No segundo caso é muito comum que haja a formação de guetos. Os guetos são grupos sociais que se formam em uma cidade cujas raízes são as mesmas. Nos Estados Unidos, por exemplo, as grandes cidades são formadas por bairros que se caracterizam pela raiz de seus moradores. Existem os bairros latinos, os bairros negros e assim por diante. Dependendo da abertura que os grupos que lá moram têm para se relacionar com a cultura do restante da sociedade, eles podem ou não constituir guetos.

Essa formação de guetos é bastante comum quando há correntes migratórias constantes. Indo para um novo país, como o Japão, por exemplo, os brasileiros tendem a permanecer juntos para se darem suporte. Afinal, eles compartilham da mesma língua e da mesma cultura (de uma maneira geral, pelo menos). Se eles passam a se relacionar apenas entre si, conversando apenas com brasileiros, mantendo hábitos e comportamentos brasileiros em casa, podemos ter a formação de um gueto.

No caso da canção de Caetano Veloso, vemos que existe um processo de adaptação à cidade de São Paulo. Afinal, há alguma coisa que acontece no coração dele e que só São Paulo consegue provocar. Aquela cidade, mesmo com as dificuldades do início, da chegada, mesmo com os defeitos que ela tem (o povo oprimido, a fumaça, a perda de coisas belas por causa dos investimentos financeiros), desperta no eu lírico admiração e ternura. Por isso, podemos afirmar que nesse elogio que Caetano tece em Sampa existe um ponto de vista positivo (mas não ufanista, como já estudamos).

Já em Aluga-se temos um eu lírico que não se relaciona com o país com esse processo de incorporação de uma identidade nacional (como aconteceu em Sampa), mas sim temos um eu lírico cuja identidade é solidamente formada. Isso porque ao invés de um estrangeiro, como havia em Sampa, temos um nativo falando a respeito do próprio lugar. Um nativo que demonstra a sua indignação por esse lugar ser desvalorizado e por se permitir que ele seja explorado de acordo com os interesses estrangeiros.

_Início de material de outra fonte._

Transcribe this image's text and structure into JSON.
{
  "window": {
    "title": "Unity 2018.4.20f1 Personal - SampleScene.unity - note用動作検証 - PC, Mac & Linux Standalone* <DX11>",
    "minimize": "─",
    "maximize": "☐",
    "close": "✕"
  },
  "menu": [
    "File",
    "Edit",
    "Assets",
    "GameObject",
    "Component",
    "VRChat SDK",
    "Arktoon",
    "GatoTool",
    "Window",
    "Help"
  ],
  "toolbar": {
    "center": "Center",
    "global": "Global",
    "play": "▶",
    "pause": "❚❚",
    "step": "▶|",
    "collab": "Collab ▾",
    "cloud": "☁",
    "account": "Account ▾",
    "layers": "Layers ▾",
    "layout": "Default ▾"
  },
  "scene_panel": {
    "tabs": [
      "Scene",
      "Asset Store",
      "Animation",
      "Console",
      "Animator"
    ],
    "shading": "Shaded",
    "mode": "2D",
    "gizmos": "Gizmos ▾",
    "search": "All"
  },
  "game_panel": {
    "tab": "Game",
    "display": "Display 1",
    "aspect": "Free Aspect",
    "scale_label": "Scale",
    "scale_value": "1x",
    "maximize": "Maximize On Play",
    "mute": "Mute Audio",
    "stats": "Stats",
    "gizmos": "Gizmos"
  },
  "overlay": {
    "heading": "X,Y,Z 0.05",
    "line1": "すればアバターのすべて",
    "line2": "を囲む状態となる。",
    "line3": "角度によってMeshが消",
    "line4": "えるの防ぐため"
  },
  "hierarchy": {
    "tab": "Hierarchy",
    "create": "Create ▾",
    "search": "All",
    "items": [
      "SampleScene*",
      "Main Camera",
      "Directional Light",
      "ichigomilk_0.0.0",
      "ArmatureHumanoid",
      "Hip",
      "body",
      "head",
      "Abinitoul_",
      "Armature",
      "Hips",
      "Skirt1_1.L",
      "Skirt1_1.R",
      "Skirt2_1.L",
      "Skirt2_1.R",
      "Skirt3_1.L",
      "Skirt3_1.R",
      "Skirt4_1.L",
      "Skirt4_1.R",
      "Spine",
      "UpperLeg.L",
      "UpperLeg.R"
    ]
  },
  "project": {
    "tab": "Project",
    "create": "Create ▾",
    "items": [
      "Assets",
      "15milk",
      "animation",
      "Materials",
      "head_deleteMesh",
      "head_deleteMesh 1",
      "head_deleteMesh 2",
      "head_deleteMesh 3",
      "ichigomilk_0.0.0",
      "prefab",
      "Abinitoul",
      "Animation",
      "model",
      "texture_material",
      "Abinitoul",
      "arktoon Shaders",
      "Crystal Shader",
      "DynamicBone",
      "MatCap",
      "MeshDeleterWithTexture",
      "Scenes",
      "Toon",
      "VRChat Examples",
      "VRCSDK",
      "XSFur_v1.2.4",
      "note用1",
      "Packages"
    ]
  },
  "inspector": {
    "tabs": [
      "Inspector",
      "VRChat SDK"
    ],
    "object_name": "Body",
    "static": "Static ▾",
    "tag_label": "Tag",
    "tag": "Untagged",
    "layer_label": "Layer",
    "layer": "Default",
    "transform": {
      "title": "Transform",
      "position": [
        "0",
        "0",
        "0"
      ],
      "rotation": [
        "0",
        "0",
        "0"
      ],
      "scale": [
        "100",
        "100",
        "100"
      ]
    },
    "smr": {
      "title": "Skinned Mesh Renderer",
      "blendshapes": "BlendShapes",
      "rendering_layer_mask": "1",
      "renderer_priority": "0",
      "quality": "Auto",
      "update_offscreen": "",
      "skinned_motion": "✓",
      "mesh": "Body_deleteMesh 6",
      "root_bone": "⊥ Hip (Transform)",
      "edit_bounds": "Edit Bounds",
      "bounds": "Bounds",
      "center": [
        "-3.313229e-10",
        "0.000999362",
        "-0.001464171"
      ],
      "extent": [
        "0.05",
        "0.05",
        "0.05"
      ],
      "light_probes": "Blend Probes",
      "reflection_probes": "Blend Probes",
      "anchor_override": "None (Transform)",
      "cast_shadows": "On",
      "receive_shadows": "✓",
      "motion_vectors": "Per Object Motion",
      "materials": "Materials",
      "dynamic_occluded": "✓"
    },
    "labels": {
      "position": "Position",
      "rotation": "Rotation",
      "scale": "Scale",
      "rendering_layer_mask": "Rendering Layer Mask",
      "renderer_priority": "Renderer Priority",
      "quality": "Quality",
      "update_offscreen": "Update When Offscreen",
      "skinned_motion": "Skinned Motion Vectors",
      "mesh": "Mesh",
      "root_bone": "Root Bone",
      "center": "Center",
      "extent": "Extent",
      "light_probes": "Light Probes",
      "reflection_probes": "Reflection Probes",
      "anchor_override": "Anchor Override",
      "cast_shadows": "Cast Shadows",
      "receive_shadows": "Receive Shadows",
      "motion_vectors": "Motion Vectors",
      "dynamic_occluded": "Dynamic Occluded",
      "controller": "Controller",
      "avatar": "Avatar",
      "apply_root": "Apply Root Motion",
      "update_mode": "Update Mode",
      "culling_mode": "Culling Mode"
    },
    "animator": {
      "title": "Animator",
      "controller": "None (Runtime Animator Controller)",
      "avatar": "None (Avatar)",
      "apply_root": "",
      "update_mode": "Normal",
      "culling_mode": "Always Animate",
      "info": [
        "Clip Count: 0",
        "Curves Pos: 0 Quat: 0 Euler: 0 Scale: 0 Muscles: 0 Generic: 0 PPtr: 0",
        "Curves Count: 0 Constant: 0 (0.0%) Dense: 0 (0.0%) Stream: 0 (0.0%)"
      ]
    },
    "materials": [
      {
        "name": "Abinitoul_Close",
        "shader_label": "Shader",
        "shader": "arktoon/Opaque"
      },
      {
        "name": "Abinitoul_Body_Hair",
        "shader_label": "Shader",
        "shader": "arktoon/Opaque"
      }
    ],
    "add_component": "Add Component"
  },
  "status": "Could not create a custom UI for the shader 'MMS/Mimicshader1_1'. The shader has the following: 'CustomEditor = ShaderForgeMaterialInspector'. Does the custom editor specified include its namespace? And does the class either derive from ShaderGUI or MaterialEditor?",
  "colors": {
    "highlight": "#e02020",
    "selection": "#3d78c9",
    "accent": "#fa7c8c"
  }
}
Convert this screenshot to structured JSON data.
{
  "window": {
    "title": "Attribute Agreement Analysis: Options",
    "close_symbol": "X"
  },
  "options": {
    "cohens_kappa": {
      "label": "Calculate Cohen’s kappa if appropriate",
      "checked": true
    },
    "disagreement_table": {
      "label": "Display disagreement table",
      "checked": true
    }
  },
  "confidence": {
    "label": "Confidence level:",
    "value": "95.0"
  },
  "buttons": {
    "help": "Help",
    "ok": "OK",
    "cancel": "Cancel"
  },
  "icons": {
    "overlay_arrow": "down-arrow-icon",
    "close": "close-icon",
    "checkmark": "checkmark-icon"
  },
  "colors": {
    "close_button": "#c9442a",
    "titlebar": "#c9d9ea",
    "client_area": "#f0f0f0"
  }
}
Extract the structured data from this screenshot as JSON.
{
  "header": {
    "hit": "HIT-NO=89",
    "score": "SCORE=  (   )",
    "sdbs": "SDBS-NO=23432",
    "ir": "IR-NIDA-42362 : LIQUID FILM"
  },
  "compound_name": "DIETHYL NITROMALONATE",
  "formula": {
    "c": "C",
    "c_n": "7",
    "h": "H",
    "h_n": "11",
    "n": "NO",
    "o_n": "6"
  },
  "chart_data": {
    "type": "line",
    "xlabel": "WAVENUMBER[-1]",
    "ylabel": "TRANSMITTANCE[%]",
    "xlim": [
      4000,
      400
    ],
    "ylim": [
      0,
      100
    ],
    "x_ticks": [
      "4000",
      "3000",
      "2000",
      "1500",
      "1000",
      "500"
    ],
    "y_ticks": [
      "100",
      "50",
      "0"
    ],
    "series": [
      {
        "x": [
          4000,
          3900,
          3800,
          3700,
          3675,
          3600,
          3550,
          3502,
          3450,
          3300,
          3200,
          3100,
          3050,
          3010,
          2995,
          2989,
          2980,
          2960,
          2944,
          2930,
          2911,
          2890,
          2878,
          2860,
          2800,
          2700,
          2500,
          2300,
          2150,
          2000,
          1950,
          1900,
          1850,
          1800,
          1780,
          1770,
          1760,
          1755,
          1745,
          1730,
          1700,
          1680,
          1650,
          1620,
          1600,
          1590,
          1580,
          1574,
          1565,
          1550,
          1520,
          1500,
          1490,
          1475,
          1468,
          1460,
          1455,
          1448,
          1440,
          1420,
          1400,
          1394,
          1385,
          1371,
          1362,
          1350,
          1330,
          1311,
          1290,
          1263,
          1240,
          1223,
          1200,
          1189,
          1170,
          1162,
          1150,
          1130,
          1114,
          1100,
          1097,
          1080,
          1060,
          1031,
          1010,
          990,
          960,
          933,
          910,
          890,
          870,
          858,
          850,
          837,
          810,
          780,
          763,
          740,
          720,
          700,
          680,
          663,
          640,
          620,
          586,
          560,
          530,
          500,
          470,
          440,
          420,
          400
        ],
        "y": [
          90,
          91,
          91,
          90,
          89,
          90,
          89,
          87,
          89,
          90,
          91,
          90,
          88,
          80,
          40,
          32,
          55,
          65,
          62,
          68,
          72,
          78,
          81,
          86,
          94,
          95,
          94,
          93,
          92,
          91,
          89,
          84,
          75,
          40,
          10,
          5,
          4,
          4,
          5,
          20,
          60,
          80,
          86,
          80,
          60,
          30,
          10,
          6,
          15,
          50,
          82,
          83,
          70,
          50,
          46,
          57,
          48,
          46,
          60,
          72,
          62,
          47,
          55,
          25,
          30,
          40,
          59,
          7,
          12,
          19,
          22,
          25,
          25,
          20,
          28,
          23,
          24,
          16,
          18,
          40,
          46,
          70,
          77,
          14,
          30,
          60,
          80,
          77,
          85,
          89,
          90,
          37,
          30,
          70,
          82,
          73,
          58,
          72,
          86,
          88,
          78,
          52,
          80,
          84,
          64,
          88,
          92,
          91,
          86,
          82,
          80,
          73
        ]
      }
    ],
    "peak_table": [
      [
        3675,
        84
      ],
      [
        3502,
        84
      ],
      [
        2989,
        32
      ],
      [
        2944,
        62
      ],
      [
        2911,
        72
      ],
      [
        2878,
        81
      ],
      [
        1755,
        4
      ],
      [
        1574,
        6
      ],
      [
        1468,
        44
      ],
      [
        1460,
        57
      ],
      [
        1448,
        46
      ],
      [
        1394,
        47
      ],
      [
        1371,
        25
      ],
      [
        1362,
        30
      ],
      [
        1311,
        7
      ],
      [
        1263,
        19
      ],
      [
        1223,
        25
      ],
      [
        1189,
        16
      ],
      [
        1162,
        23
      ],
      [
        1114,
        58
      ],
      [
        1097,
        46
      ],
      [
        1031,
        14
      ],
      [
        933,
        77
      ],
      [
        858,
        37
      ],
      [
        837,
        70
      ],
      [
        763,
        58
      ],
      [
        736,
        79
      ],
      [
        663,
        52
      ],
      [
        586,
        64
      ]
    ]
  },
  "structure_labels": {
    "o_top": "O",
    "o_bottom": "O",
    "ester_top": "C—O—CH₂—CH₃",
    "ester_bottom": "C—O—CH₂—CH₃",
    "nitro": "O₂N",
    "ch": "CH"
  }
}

Essa crítica não ocorre, como comentamos em sala, de uma forma óbvia. Se formos ler o texto sem maior atenção, mais parece é que o eu lírico deseja que o Brasil seja alugado. Mas basta um pouquinho mais de reflexão para se perceber que a letra da canção é recheada de ironia, aquela figura de linguagem que vocês estudaram na 8ª série, lembram? A letra, aliás, é tão irônica que chega a ser sarcástica.

Essas duas relações com o espaço manifestadas nas canções sintetizam o que mais de comum se apresentou nessa temática na história da Literatura. A partir de agora vamos mergulhar em outro contexto histórico, o do século XVI, para observar como elas foram registradas, quais são as características dos textos que compartilham desse momento histórico e se houve a predominância de alguma delas durante esse período. E, se houve, mais importante ainda: por quê? Que ideologia, que interesses políticos e econômicos podem ter contribuído para que houvesse essa predominância.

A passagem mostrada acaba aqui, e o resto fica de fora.